アンソニー・ホロヴィッツは、『刑事フォイル』シリーズの脚本を書いている人気作家。
ある日、ホーソーンという男から電話がかかってくる。
ホーソーンは元刑事で、犯罪ドラマ撮影のアドバイザーとして、ホロヴィッツと一緒に仕事をしたことがあった。
ホーソーンは今、ある殺人事件の捜査をしているが、その捜査を小説にしないかと言った。
ホロヴィッツは、スティーブン・スピルバーグから『タンタンの冒険2』の脚本を依頼され、初稿を送って返事を待っているところだったが、ホーソーンの提案を受け入れる。
被害者はクーパー夫人という資産家で、殺された日、葬儀社に行き、自分の葬儀の契約をしていた。
それははたして偶然なのか?
ホーソーンとホロヴィッツは捜査を開始する……。

週刊文春ミステリーベスト10の2019年度第1位。
このミステリーがすごい!の2020年度第1位。
前年の『カササギ事件』で両賞の1位を取り、一躍有名になったアンソニー・ホロヴィッツが、『カササギ事件』の前に書いた小説を、翌年翻訳出版したところ、またしても2冠を獲得したというわけ。

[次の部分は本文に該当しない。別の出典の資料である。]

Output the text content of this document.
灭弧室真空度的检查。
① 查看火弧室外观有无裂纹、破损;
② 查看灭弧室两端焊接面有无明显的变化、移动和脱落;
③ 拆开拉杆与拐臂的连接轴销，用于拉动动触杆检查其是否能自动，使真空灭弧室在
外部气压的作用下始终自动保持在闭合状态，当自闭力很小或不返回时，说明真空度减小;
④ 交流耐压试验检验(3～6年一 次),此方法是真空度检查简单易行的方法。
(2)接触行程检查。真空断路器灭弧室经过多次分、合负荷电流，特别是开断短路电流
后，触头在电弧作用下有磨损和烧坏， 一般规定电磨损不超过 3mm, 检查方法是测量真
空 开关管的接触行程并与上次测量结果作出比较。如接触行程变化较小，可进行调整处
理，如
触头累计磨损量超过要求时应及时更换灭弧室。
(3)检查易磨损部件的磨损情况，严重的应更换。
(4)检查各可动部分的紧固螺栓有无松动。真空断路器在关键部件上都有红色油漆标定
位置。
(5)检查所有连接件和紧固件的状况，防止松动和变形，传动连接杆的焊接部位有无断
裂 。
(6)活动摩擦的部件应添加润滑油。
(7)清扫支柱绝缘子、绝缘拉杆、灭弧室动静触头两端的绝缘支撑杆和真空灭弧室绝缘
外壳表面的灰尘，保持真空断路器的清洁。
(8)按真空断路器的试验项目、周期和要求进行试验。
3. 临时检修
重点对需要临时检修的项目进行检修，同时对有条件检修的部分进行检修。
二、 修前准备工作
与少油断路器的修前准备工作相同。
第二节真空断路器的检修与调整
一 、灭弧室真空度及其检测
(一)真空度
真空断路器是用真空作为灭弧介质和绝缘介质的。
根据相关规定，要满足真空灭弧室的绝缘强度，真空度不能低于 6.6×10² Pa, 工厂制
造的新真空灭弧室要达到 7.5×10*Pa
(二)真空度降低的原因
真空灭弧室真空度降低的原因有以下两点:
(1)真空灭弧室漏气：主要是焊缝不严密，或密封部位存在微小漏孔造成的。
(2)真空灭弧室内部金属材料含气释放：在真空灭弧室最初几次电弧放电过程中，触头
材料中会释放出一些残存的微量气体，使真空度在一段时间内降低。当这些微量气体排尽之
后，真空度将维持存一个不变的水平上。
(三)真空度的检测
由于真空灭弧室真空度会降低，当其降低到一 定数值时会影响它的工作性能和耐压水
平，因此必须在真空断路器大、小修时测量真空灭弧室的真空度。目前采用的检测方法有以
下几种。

ちなみに、翌年は、『その裁きは死』で、やはり2冠を獲得。
全くとんでもない作家が登場したものだ。
『メインテーマは殺人』は、ホロヴィッツ自身が主人公で、事件と同時並行で小説を書いていく。
スピルバーグまで登場して、楽しいったらありゃしない。
ミステリとしてもよく出来ていて、2冠は当然だと思った。
お薦めです。

今日はキャラメルボックス俳優教室実践科2021年度中間公演『ハックルベリーにさよならを』の稽古。
3場と4場の復習をしました。
動き付けの復習と修正だったのですが、あまりの出来の悪さに、久しぶりにお説教をしてしまいました。
3週間後は本番なのに、これではマズイ!
各自猛省して、自主練してほしいです。